A commission spokesman told EUobserver on Tuesday (14 January) that its position has not changed.

But Germany’s position is open to question.

Chancellor Angela Merkel last November already said the EU should hold more talks with Russia to reassure it that the EU-Ukraine pact would not harm its interests.

She did not mention the trilateral format.

But her new special co-ordinator on Russia, Gernot Erler, who was appointed last week as part of Merkel’s Grand Coalition with the Social Democrats, has explicitly backed the idea.

He told the German foreign policy think tank, the DGAP, in December that if the trilateral talks were premature last year, “in the longer term … one will have to include the Russian side in the mediation process.”

Erler could not be contacted by this website because he has not yet started work.

But the prospect that the Social Democrats will see Berlin give Moscow more say over its former satellites is causing alarm in some EU circles.

“If we go ahead with the trilateral talks on Ukraine, it would be a terrible sign to the other eastern partners, such as Georgia and Moldova,” one EU diplomat said.

Meanwhile, Russia’s ambassador to the EU, Vladimir Chizhov, said this week that Russia is still keen to go ahead.

“This [the trilateral proposal] is a standing offer,” he told a meeting hosted by the EPC think tank in Brussels on Monday.

He noted that the EU-Russia summit on 28 January is a chance to reflect on how to make Ukraine’s potential membership in Russia’s Customs Union compatible with closer EU-Ukraine ties.

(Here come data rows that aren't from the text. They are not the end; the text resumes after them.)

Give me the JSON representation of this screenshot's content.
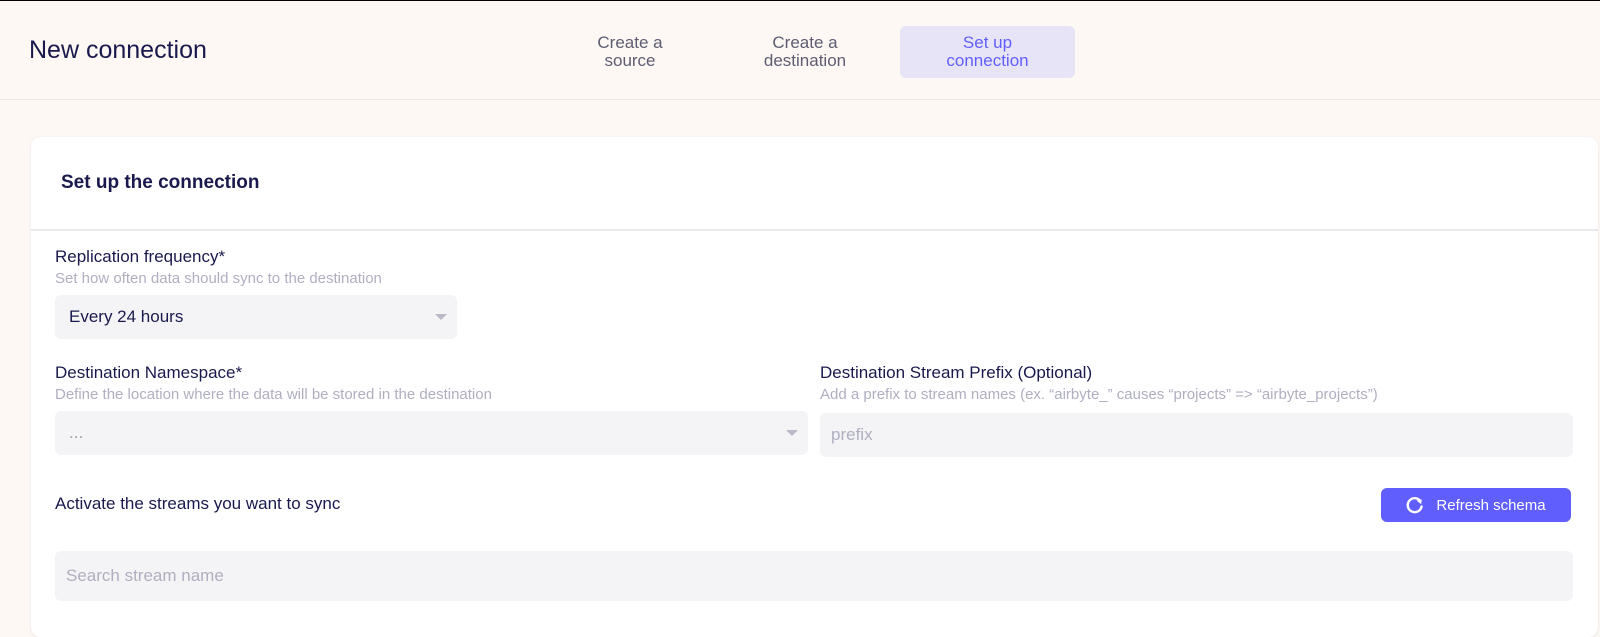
{
  "header": {
    "title": "New connection",
    "steps": [
      {
        "line1": "Create a",
        "line2": "source",
        "active": false
      },
      {
        "line1": "Create a",
        "line2": "destination",
        "active": false
      },
      {
        "line1": "Set up",
        "line2": "connection",
        "active": true
      }
    ]
  },
  "card": {
    "title": "Set up the connection",
    "replication": {
      "label": "Replication frequency*",
      "hint": "Set how often data should sync to the destination",
      "value": "Every 24 hours"
    },
    "namespace": {
      "label": "Destination Namespace*",
      "hint": "Define the location where the data will be stored in the destination",
      "value": "..."
    },
    "prefix": {
      "label": "Destination Stream Prefix (Optional)",
      "hint": "Add a prefix to stream names (ex. “airbyte_” causes “projects” => “airbyte_projects”)",
      "placeholder": "prefix"
    },
    "streams": {
      "label": "Activate the streams you want to sync",
      "refresh_label": "Refresh schema",
      "search_placeholder": "Search stream name"
    }
  },
  "colors": {
    "accent": "#615efe",
    "active_step_bg": "#e8e4f7",
    "page_bg": "#fdf8f4"
  },
  "icons": {
    "refresh": "refresh-icon",
    "dropdown": "chevron-down-icon"
  }
}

“The Customs Union is neither the EU's geopolitical rival nor a Soviet Union 2.0,” he said.

“What we face now is a good opportunity for reflection in those focus countries, in the EU, in Russia … [on] the best way to promote direct ties and links between the two integration processes,” he added.

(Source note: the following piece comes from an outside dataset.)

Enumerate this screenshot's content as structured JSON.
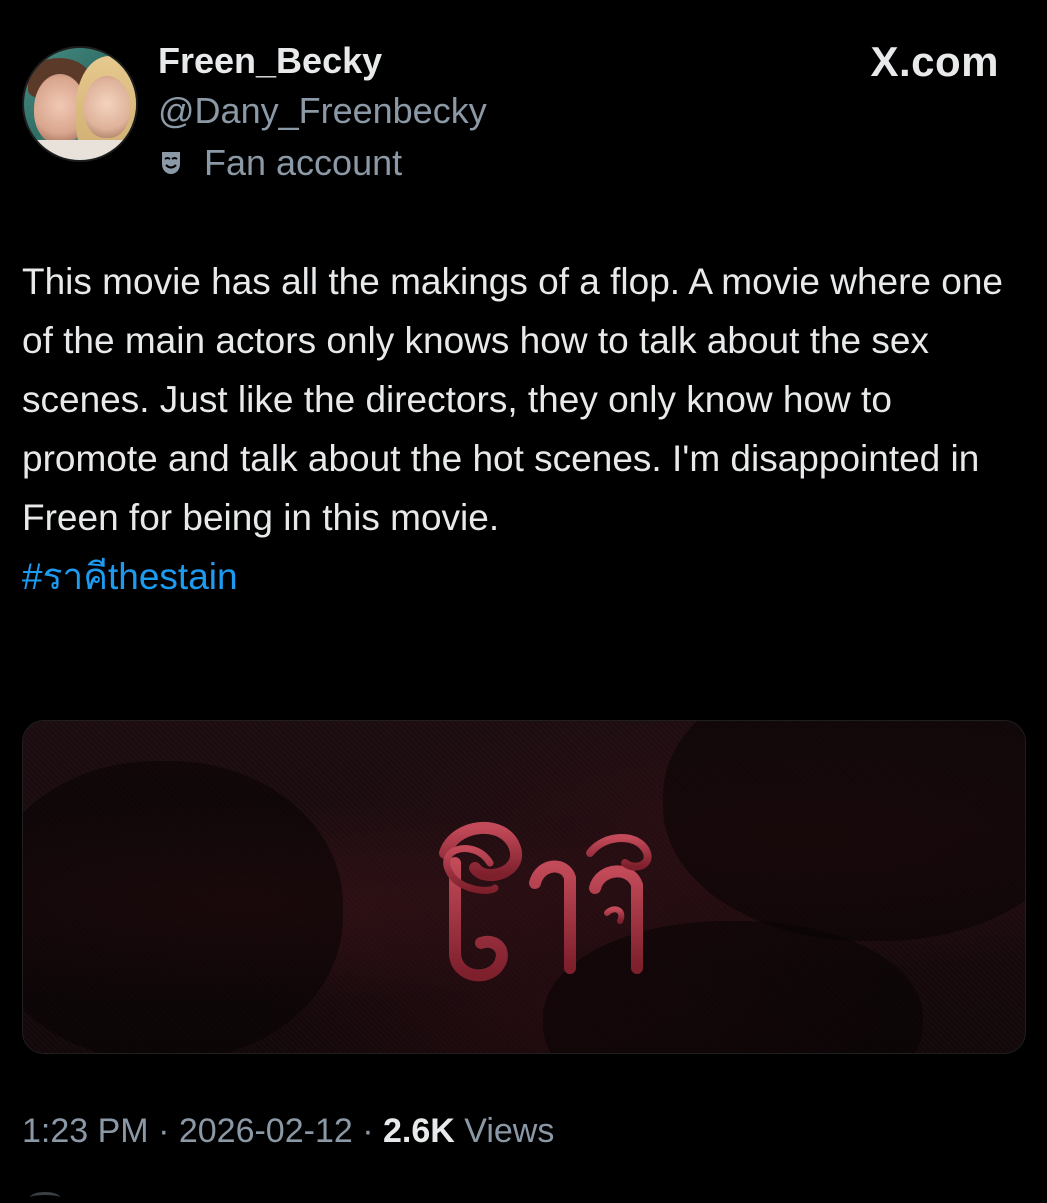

The EU-Russia summit has a low key agenda on science co-operation.

It is likely to see Russia complain about slow progress on EU visa-free travel and on EU energy market laws.

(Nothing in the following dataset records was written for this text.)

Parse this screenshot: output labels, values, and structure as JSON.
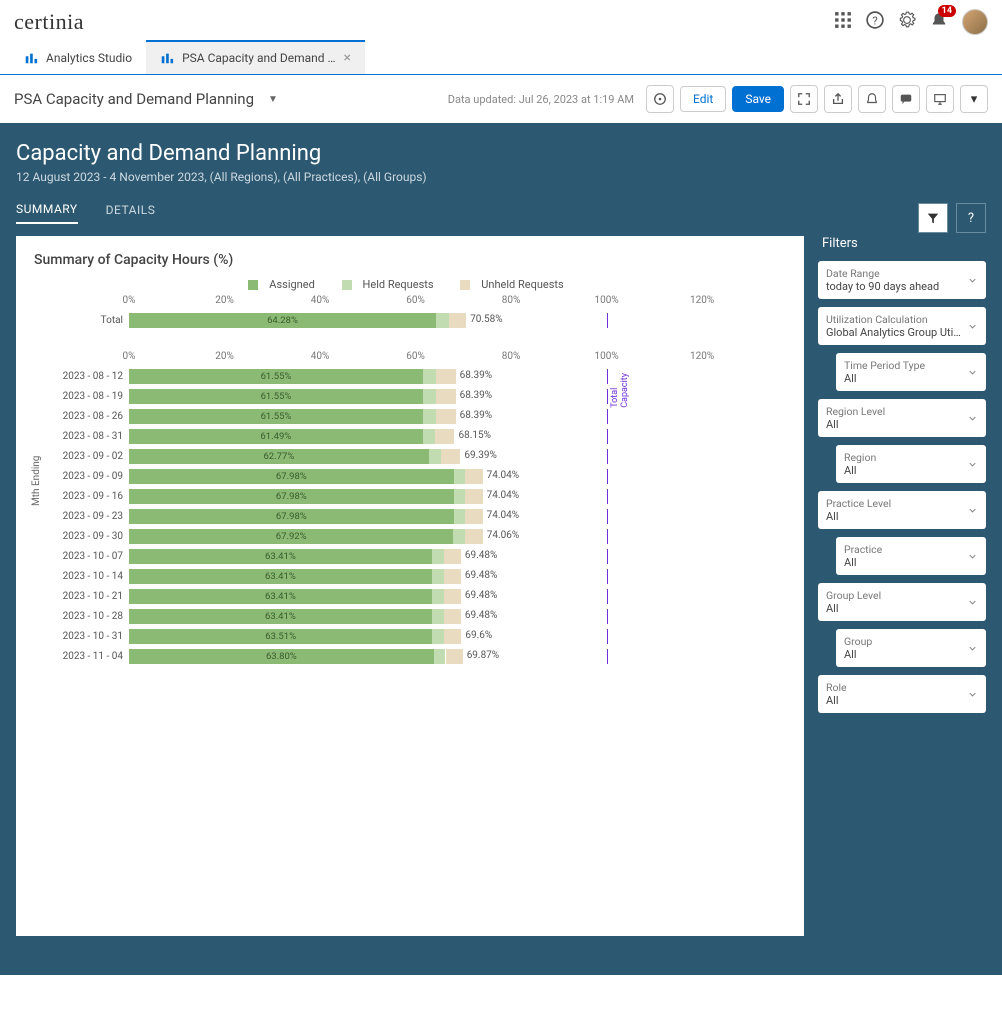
{
  "brand": "certinia",
  "notification_count": "14",
  "tabs": [
    {
      "label": "Analytics Studio",
      "active": false,
      "closeable": false
    },
    {
      "label": "PSA Capacity and Demand …",
      "active": true,
      "closeable": true
    }
  ],
  "dashboard_title": "PSA Capacity and Demand Planning",
  "data_updated": "Data updated: Jul 26, 2023 at 1:19 AM",
  "btn_edit": "Edit",
  "btn_save": "Save",
  "page_heading": "Capacity and Demand Planning",
  "page_sub": "12 August 2023 - 4 November 2023, (All Regions), (All Practices), (All Groups)",
  "page_tabs": {
    "summary": "SUMMARY",
    "details": "DETAILS"
  },
  "chart_title": "Summary of Capacity Hours (%)",
  "legend": {
    "assigned": "Assigned",
    "held": "Held Requests",
    "unheld": "Unheld Requests"
  },
  "axis_ticks": [
    "0%",
    "20%",
    "40%",
    "60%",
    "80%",
    "100%",
    "120%"
  ],
  "total_label": "Total",
  "y_axis_label": "Mth Ending",
  "total_capacity_label": "Total Capacity",
  "filters_heading": "Filters",
  "filters": [
    {
      "title": "Date Range",
      "value": "today to 90 days ahead",
      "indent": false
    },
    {
      "title": "Utilization Calculation",
      "value": "Global Analytics Group Utilizati",
      "indent": false
    },
    {
      "title": "Time Period Type",
      "value": "All",
      "indent": true
    },
    {
      "title": "Region Level",
      "value": "All",
      "indent": false
    },
    {
      "title": "Region",
      "value": "All",
      "indent": true
    },
    {
      "title": "Practice Level",
      "value": "All",
      "indent": false
    },
    {
      "title": "Practice",
      "value": "All",
      "indent": true
    },
    {
      "title": "Group Level",
      "value": "All",
      "indent": false
    },
    {
      "title": "Group",
      "value": "All",
      "indent": true
    },
    {
      "title": "Role",
      "value": "All",
      "indent": false
    }
  ],
  "chart_data": {
    "type": "bar",
    "orientation": "horizontal",
    "stacked": true,
    "xlabel": "",
    "ylabel": "Mth Ending",
    "xlim": [
      0,
      125
    ],
    "capacity_marker": 100,
    "series_names": [
      "Assigned",
      "Held Requests",
      "Unheld Requests"
    ],
    "total": {
      "label": "Total",
      "assigned": 64.28,
      "held": 2.7,
      "unheld": 3.6,
      "sum": 70.58
    },
    "rows": [
      {
        "label": "2023 - 08 - 12",
        "assigned": 61.55,
        "held": 2.8,
        "unheld": 4.04,
        "sum": 68.39
      },
      {
        "label": "2023 - 08 - 19",
        "assigned": 61.55,
        "held": 2.8,
        "unheld": 4.04,
        "sum": 68.39
      },
      {
        "label": "2023 - 08 - 26",
        "assigned": 61.55,
        "held": 2.8,
        "unheld": 4.04,
        "sum": 68.39
      },
      {
        "label": "2023 - 08 - 31",
        "assigned": 61.49,
        "held": 2.66,
        "unheld": 4.0,
        "sum": 68.15
      },
      {
        "label": "2023 - 09 - 02",
        "assigned": 62.77,
        "held": 2.62,
        "unheld": 4.0,
        "sum": 69.39
      },
      {
        "label": "2023 - 09 - 09",
        "assigned": 67.98,
        "held": 2.46,
        "unheld": 3.6,
        "sum": 74.04
      },
      {
        "label": "2023 - 09 - 16",
        "assigned": 67.98,
        "held": 2.46,
        "unheld": 3.6,
        "sum": 74.04
      },
      {
        "label": "2023 - 09 - 23",
        "assigned": 67.98,
        "held": 2.46,
        "unheld": 3.6,
        "sum": 74.04
      },
      {
        "label": "2023 - 09 - 30",
        "assigned": 67.92,
        "held": 2.5,
        "unheld": 3.64,
        "sum": 74.06
      },
      {
        "label": "2023 - 10 - 07",
        "assigned": 63.41,
        "held": 2.47,
        "unheld": 3.6,
        "sum": 69.48
      },
      {
        "label": "2023 - 10 - 14",
        "assigned": 63.41,
        "held": 2.47,
        "unheld": 3.6,
        "sum": 69.48
      },
      {
        "label": "2023 - 10 - 21",
        "assigned": 63.41,
        "held": 2.47,
        "unheld": 3.6,
        "sum": 69.48
      },
      {
        "label": "2023 - 10 - 28",
        "assigned": 63.41,
        "held": 2.47,
        "unheld": 3.6,
        "sum": 69.48
      },
      {
        "label": "2023 - 10 - 31",
        "assigned": 63.51,
        "held": 2.49,
        "unheld": 3.6,
        "sum": 69.6
      },
      {
        "label": "2023 - 11 - 04",
        "assigned": 63.8,
        "held": 2.47,
        "unheld": 3.6,
        "sum": 69.87
      }
    ]
  }
}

But it will also contain a brainstorming session in which Barroso, EU Council chief Herman Van Rompuy, Putin and their top advisers are to discuss “the nature and direction of [the EU-Russia] strategic partnership.”

Barroso and Van Rompuy last year promised to confront Putin on his “interference” in Ukraine.

If they do, Chizhov on Monday gave a foretaste of how the Russian leader might reply.

The ambassador said Russia’s threats to block trade with Ukraine were “an objective picture” of how Russia would have to defend its automotive and agricultural industries from EU imports if Ukraine signed the EU trade treaty.

He also criticised former German foreign minister Guido Westerwelle and EU foreign policy chief Catherine Ashton for doing walkabouts with pro-EU protesters in Kiev.

“This is a form of interference,” he said.

The Russian criticism is also likely to meet with fresh sympathy in Merkel's chancellery.

“I think it was wrong that Mr. Westerwelle visited the demonstrations,” Erler told the DGAP last month.

“There is one thing I do not understand: How can you offer to mediate and, at the same time, clearly take one side? That lacks credibility,” he added on Ashton.